These original and copied documents are of value because they have stood the test of time, according to the lecture entitled “Resisting Materialism,” which was held yesterday in Goldwin Smith. Harvard Prof. Stephen Greenblatt, humanities, gave the speech which focused on rare books and their ability to “carry complex messages across time and space.”

Greenblatt, who began his teaching career at the University of California-Berkley, relocated to Harvard University in 1997 where he was named the John Cogan University Professor of the Humanities.

He has written 10 books including the recently released Hamlet in Purgatory. He is currently working on two new books.

Greenblatt centered his speech around three main ideas.

These included the ideas that rare books are physical objects, having an “inherent nobility” to affect readers and yet possessing a volatile nature, according to Greenblatt.

Texts are volatile because they can be destroyed easily due to their age but are resilient because people often preserve them.

He cited the example of the Puritan preservation of atheist texts that were considered heretic. Puritans copied these books in order to teach about what they didn’t believe, thus preserving them in history, according to Greenblatt.

Even if people attempt to preserve important texts such as these, however, there is a chance that the texts may be damaged or destroyed. This idea led into Greenblatt’s second point, which he explained by discussing accidental destruction of famous texts by their owners.

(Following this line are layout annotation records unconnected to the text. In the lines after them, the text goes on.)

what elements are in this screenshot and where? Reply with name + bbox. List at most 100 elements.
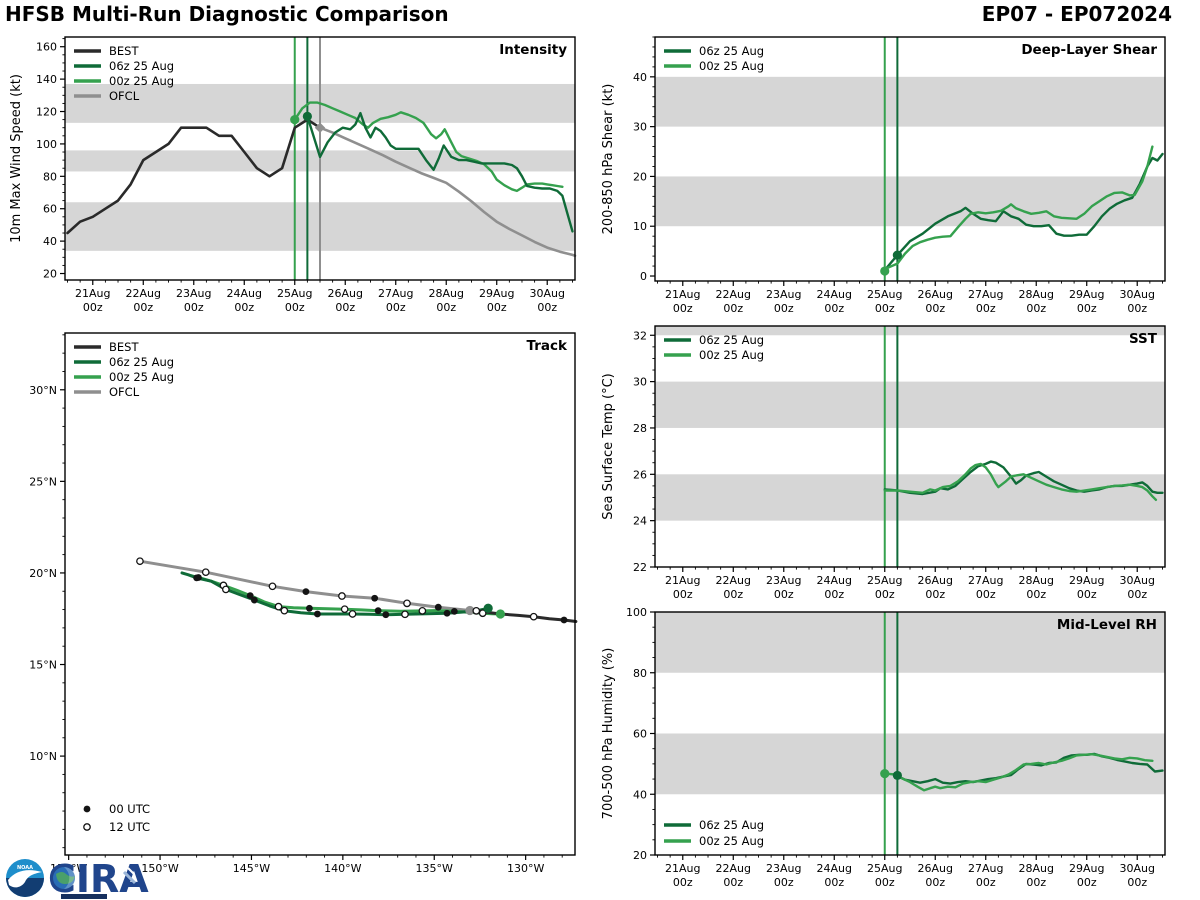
svg-text:25Aug: 25Aug xyxy=(867,288,902,301)
svg-text:00z: 00z xyxy=(83,301,103,314)
svg-text:00z: 00z xyxy=(925,302,945,315)
svg-text:20: 20 xyxy=(633,170,647,183)
svg-text:30: 30 xyxy=(633,121,647,134)
svg-text:27Aug: 27Aug xyxy=(968,288,1003,301)
track-series-run06 xyxy=(180,571,490,617)
shear-band xyxy=(655,76,1165,127)
storm-id: EP07 - EP072024 xyxy=(981,2,1172,26)
svg-text:29Aug: 29Aug xyxy=(1069,288,1104,301)
svg-text:00z: 00z xyxy=(774,588,794,601)
svg-text:00z: 00z xyxy=(1127,302,1147,315)
svg-text:80: 80 xyxy=(43,170,57,183)
svg-text:00z: 00z xyxy=(234,301,254,314)
rh-legend: 06z 25 Aug 00z 25 Aug xyxy=(664,818,764,848)
svg-text:24Aug: 24Aug xyxy=(227,287,262,300)
svg-text:00z 25 Aug: 00z 25 Aug xyxy=(699,59,764,73)
svg-text:20°N: 20°N xyxy=(29,567,57,580)
svg-text:00z: 00z xyxy=(335,301,355,314)
svg-text:00z: 00z xyxy=(774,302,794,315)
rh-axis-ticks: 21Aug00z22Aug00z23Aug00z24Aug00z25Aug00z… xyxy=(626,606,1163,889)
track-marker-legend: 00 UTC 12 UTC xyxy=(83,802,150,834)
svg-text:145°W: 145°W xyxy=(233,862,270,875)
sst-band xyxy=(655,381,1165,428)
cira-logo-icon: CIRA xyxy=(48,857,149,900)
svg-text:BEST: BEST xyxy=(109,44,139,58)
svg-text:00z: 00z xyxy=(673,302,693,315)
svg-text:00z: 00z xyxy=(875,588,895,601)
svg-text:00z: 00z xyxy=(436,301,456,314)
svg-text:30Aug: 30Aug xyxy=(1119,574,1154,587)
svg-text:26Aug: 26Aug xyxy=(328,287,363,300)
svg-text:00z: 00z xyxy=(487,301,507,314)
svg-text:28Aug: 28Aug xyxy=(1018,574,1053,587)
rh-band xyxy=(655,612,1165,673)
svg-text:00z: 00z xyxy=(1127,876,1147,889)
svg-text:00z: 00z xyxy=(723,876,743,889)
svg-text:25Aug: 25Aug xyxy=(867,574,902,587)
svg-text:00z: 00z xyxy=(976,588,996,601)
svg-text:00z: 00z xyxy=(1127,588,1147,601)
svg-text:22Aug: 22Aug xyxy=(716,574,751,587)
svg-text:26Aug: 26Aug xyxy=(918,862,953,875)
svg-text:20: 20 xyxy=(633,849,647,862)
svg-text:10: 10 xyxy=(633,220,647,233)
svg-text:60: 60 xyxy=(633,728,647,741)
intensity-series-run00 xyxy=(293,101,564,193)
svg-text:24: 24 xyxy=(633,515,647,528)
svg-text:29Aug: 29Aug xyxy=(1069,862,1104,875)
intensity-series-run06 xyxy=(306,111,574,233)
svg-text:21Aug: 21Aug xyxy=(665,288,700,301)
svg-text:29Aug: 29Aug xyxy=(479,287,514,300)
shear-axis-ticks: 21Aug00z22Aug00z23Aug00z24Aug00z25Aug00z… xyxy=(633,36,1163,315)
svg-text:40: 40 xyxy=(633,71,647,84)
svg-text:25°N: 25°N xyxy=(29,475,57,488)
svg-text:00z 25 Aug: 00z 25 Aug xyxy=(109,370,174,384)
track-panel: 155°W150°W145°W140°W135°W130°W10°N15°N20… xyxy=(29,332,578,875)
svg-text:00z: 00z xyxy=(1026,302,1046,315)
svg-text:150°W: 150°W xyxy=(141,862,178,875)
sst-band xyxy=(655,326,1165,336)
svg-text:10°N: 10°N xyxy=(29,750,57,763)
svg-text:25Aug: 25Aug xyxy=(277,287,312,300)
shear-band xyxy=(655,176,1165,227)
svg-text:30Aug: 30Aug xyxy=(529,287,564,300)
svg-text:00z: 00z xyxy=(184,301,204,314)
svg-text:00z 25 Aug: 00z 25 Aug xyxy=(109,74,174,88)
svg-text:23Aug: 23Aug xyxy=(766,288,801,301)
svg-text:23Aug: 23Aug xyxy=(176,287,211,300)
intensity-series-best xyxy=(66,118,322,235)
svg-text:28Aug: 28Aug xyxy=(1018,288,1053,301)
svg-text:30: 30 xyxy=(633,376,647,389)
svg-text:00z: 00z xyxy=(723,302,743,315)
svg-text:00z: 00z xyxy=(1077,302,1097,315)
svg-text:00z: 00z xyxy=(386,301,406,314)
svg-text:27Aug: 27Aug xyxy=(968,862,1003,875)
svg-text:30Aug: 30Aug xyxy=(1119,862,1154,875)
svg-text:00z: 00z xyxy=(1026,588,1046,601)
svg-text:06z 25 Aug: 06z 25 Aug xyxy=(699,333,764,347)
svg-text:30Aug: 30Aug xyxy=(1119,288,1154,301)
svg-text:26: 26 xyxy=(633,468,647,481)
svg-text:00z 25 Aug: 00z 25 Aug xyxy=(699,348,764,362)
svg-text:00z: 00z xyxy=(673,876,693,889)
svg-text:06z 25 Aug: 06z 25 Aug xyxy=(699,818,764,832)
footer-logos: NOAA CIRA xyxy=(4,856,184,900)
sst-ylabel: Sea Surface Temp (°C) xyxy=(601,373,616,520)
svg-text:21Aug: 21Aug xyxy=(665,574,700,587)
svg-text:30°N: 30°N xyxy=(29,384,57,397)
sst-series-run00 xyxy=(883,462,1158,501)
svg-text:00 UTC: 00 UTC xyxy=(109,802,150,816)
svg-text:100: 100 xyxy=(626,606,647,619)
svg-text:15°N: 15°N xyxy=(29,659,57,672)
svg-text:00z: 00z xyxy=(925,588,945,601)
svg-text:24Aug: 24Aug xyxy=(817,288,852,301)
track-axis-ticks: 155°W150°W145°W140°W135°W130°W10°N15°N20… xyxy=(29,334,563,875)
svg-text:160: 160 xyxy=(36,41,57,54)
intensity-ylabel: 10m Max Wind Speed (kt) xyxy=(9,74,24,243)
rh-panel: 21Aug00z22Aug00z23Aug00z24Aug00z25Aug00z… xyxy=(601,606,1166,889)
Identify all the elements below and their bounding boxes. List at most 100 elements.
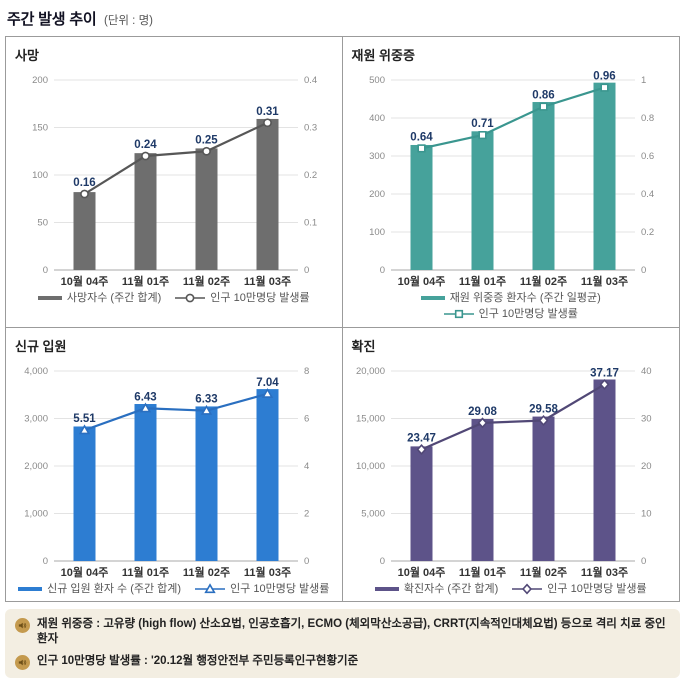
left-axis-tick: 3,000 (24, 413, 48, 424)
x-axis-label: 10월 04주 (397, 274, 445, 288)
bar (134, 403, 157, 561)
data-label: 0.64 (410, 131, 433, 143)
left-axis-tick: 0 (379, 556, 384, 567)
left-axis-tick: 1,000 (24, 508, 48, 519)
square-marker (538, 102, 548, 111)
right-axis-tick: 20 (641, 461, 652, 472)
diamond-marker (599, 378, 609, 390)
data-label: 6.33 (195, 393, 217, 405)
circle-marker (263, 118, 272, 128)
chart-title-admissions: 신규 입원 (15, 338, 67, 354)
left-axis-tick: 20,000 (355, 366, 384, 377)
x-axis-label: 11월 02주 (519, 565, 566, 579)
right-axis-tick: 0 (641, 556, 646, 567)
bar (532, 102, 554, 270)
rate-line (420, 86, 605, 150)
circle-marker (185, 293, 195, 303)
triangle-marker (204, 582, 216, 593)
rate-line (420, 383, 605, 451)
footnotes: 재원 위중증 : 고유량 (high flow) 산소요법, 인공호흡기, EC… (5, 608, 680, 678)
rate-line (84, 392, 268, 431)
square-marker (599, 83, 609, 92)
confirmed-chart: 0 5,000 10,000 15,000 20,000 0 10 20 30 40 23.47 29… (351, 357, 672, 596)
left-axis-tick: 150 (32, 123, 48, 134)
right-axis-tick: 40 (641, 366, 652, 377)
triangle-marker (261, 387, 274, 398)
chart-title-confirmed: 확진 (351, 338, 376, 354)
left-axis-tick: 400 (369, 113, 385, 124)
left-axis-tick: 200 (369, 189, 385, 200)
right-axis-tick: 2 (304, 508, 309, 519)
left-axis-tick: 100 (369, 227, 385, 238)
data-label: 0.86 (532, 90, 554, 102)
bar (593, 379, 615, 561)
right-axis-tick: 0.6 (641, 151, 654, 162)
chart-svg: 0 1,000 2,000 3,000 4,000 0 2 4 6 8 5.51 6.43 6.33 7.… (24, 366, 309, 579)
data-label: 0.31 (256, 106, 279, 118)
data-label: 23.47 (407, 432, 436, 444)
right-axis-tick: 0.1 (304, 218, 317, 229)
square-marker (454, 310, 463, 319)
x-axis-label: 11월 01주 (122, 274, 169, 288)
chart-panel-severe: 재원 위중증 0 100 200 300 400 500 0 0.2 0.4 0.6 0.8 1 0.6… (342, 36, 680, 328)
data-label: 7.04 (256, 376, 279, 388)
right-axis-tick: 0.2 (641, 227, 654, 238)
data-label: 37.17 (590, 367, 619, 379)
bar (532, 416, 554, 561)
footnote-rate-basis: 인구 10만명당 발생률 : '20.12월 행정안전부 주민등록인구현황기준 (15, 654, 670, 670)
chart-legend: 재원 위중증 환자수 (주간 일평균) 인구 10만명당 발생률 (351, 291, 672, 322)
x-axis-label: 11월 01주 (458, 274, 505, 288)
circle-marker (141, 151, 150, 161)
chart-title-deaths: 사망 (15, 48, 39, 63)
chart-panel-deaths: 사망 0 50 100 150 200 0 0.1 0.2 0.3 0.4 0.16 0.24 0.25… (5, 36, 343, 328)
right-axis-tick: 6 (304, 413, 309, 424)
square-marker (416, 144, 426, 153)
left-axis-tick: 15,000 (355, 413, 384, 424)
admissions-chart: 0 1,000 2,000 3,000 4,000 0 2 4 6 8 5.51 6.43 6.33 7.… (14, 357, 334, 596)
right-axis-tick: 0 (304, 556, 309, 567)
left-axis-tick: 10,000 (355, 461, 384, 472)
bar-legend-swatch (420, 296, 445, 301)
speaker-icon (15, 617, 30, 633)
legend-label: 인구 10만명당 발생률 (547, 582, 647, 595)
deaths-chart: 0 50 100 150 200 0 0.1 0.2 0.3 0.4 0.16 0.24 0.25 0.3… (14, 66, 334, 305)
triangle-marker (78, 423, 91, 434)
right-axis-tick: 30 (641, 413, 652, 424)
right-axis-tick: 0 (304, 265, 309, 276)
footnote-text: 인구 10만명당 발생률 : '20.12월 행정안전부 주민등록인구현황기준 (37, 654, 359, 667)
legend-item-line: 인구 10만명당 발생률 (175, 291, 310, 305)
circle-marker (202, 146, 211, 156)
chart-svg: 0 50 100 150 200 0 0.1 0.2 0.3 0.4 0.16 0.24 0.25 0.3… (32, 75, 317, 288)
bar (256, 118, 279, 270)
x-axis-label: 11월 03주 (580, 274, 627, 288)
legend-item-line: 인구 10만명당 발생률 (443, 307, 578, 321)
chart-legend: 확진자수 (주간 합계) 인구 10만명당 발생률 (351, 582, 672, 596)
triangle-marker (200, 404, 213, 415)
line-legend-swatch (512, 583, 543, 595)
legend-item-bar: 사망자수 (주간 합계) (37, 291, 161, 305)
bar (471, 418, 493, 561)
x-axis-label: 11월 03주 (580, 565, 627, 579)
left-axis-tick: 0 (379, 265, 384, 276)
footnote-severe-definition: 재원 위중증 : 고유량 (high flow) 산소요법, 인공호흡기, EC… (15, 617, 670, 648)
legend-item-bar: 신규 입원 환자 수 (주간 합계) (18, 582, 181, 596)
left-axis-tick: 300 (369, 151, 385, 162)
chart-svg: 0 100 200 300 400 500 0 0.2 0.4 0.6 0.8 1 0.64 0.71 0.… (369, 71, 654, 288)
rate-line (83, 121, 268, 195)
legend-item-line: 인구 10만명당 발생률 (512, 582, 647, 596)
chart-svg: 0 5,000 10,000 15,000 20,000 0 10 20 30 40 23.47 29… (355, 366, 652, 579)
bar (471, 131, 493, 270)
data-label: 6.43 (134, 391, 156, 403)
x-axis-label: 11월 03주 (244, 565, 291, 579)
right-axis-tick: 8 (304, 366, 309, 377)
bar-legend-swatch (37, 296, 62, 301)
line-legend-swatch (443, 310, 474, 319)
right-axis-tick: 0.4 (641, 189, 654, 200)
line-legend-swatch (195, 582, 226, 593)
x-axis-label: 11월 02주 (519, 274, 566, 288)
severe-chart: 0 100 200 300 400 500 0 0.2 0.4 0.6 0.8 1 0.64 0.71 0.… (351, 66, 672, 322)
bar-legend-swatch (18, 586, 43, 591)
diamond-marker (477, 416, 487, 428)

“Books are particularly weird material objects,” Greenblatt said.

He said this because of their ability to travel great distances, survive the ravages of time and still hold meaning to those who read them.

He noted several aspects of books that make them important such as the actual object, their content and the emotions they evoke.

Greenblatt explained this emotion through a story about his visit to Beijing in 1980 and viewing ancient scrolls.

“The majority of the labels included a character my guide didn’t explain,” Greenblatt said.

When he asked about the unknown character, officials informed him the character was the symbol for a copy of the original scroll.

“I felt none of the intense, hushed delight and wonder I had felt before [while thinking the scrolls were real],” Greenblatt said.

Whether filed in the Cornell rare book collection or displayed in a museum, Greenblatt believes documents such as Chinese scrolls are important because of their “stability” and ability to “adapt to new historical circumstances.”

Greenblatt’s lecture was the 22nd annual Gottschalk Memorial Lecture sponsored by Cornell’s English Department, according to Prof. Harry Shaw, chair of the English Department.

The Gottschalk Memorial Lecture was established in honor of English Prof. Paul Gottschalk.

Gottshchalk, a scholar of British Renaissance Literature and the author of the book, The Meanings of Hamlet, died in 1977.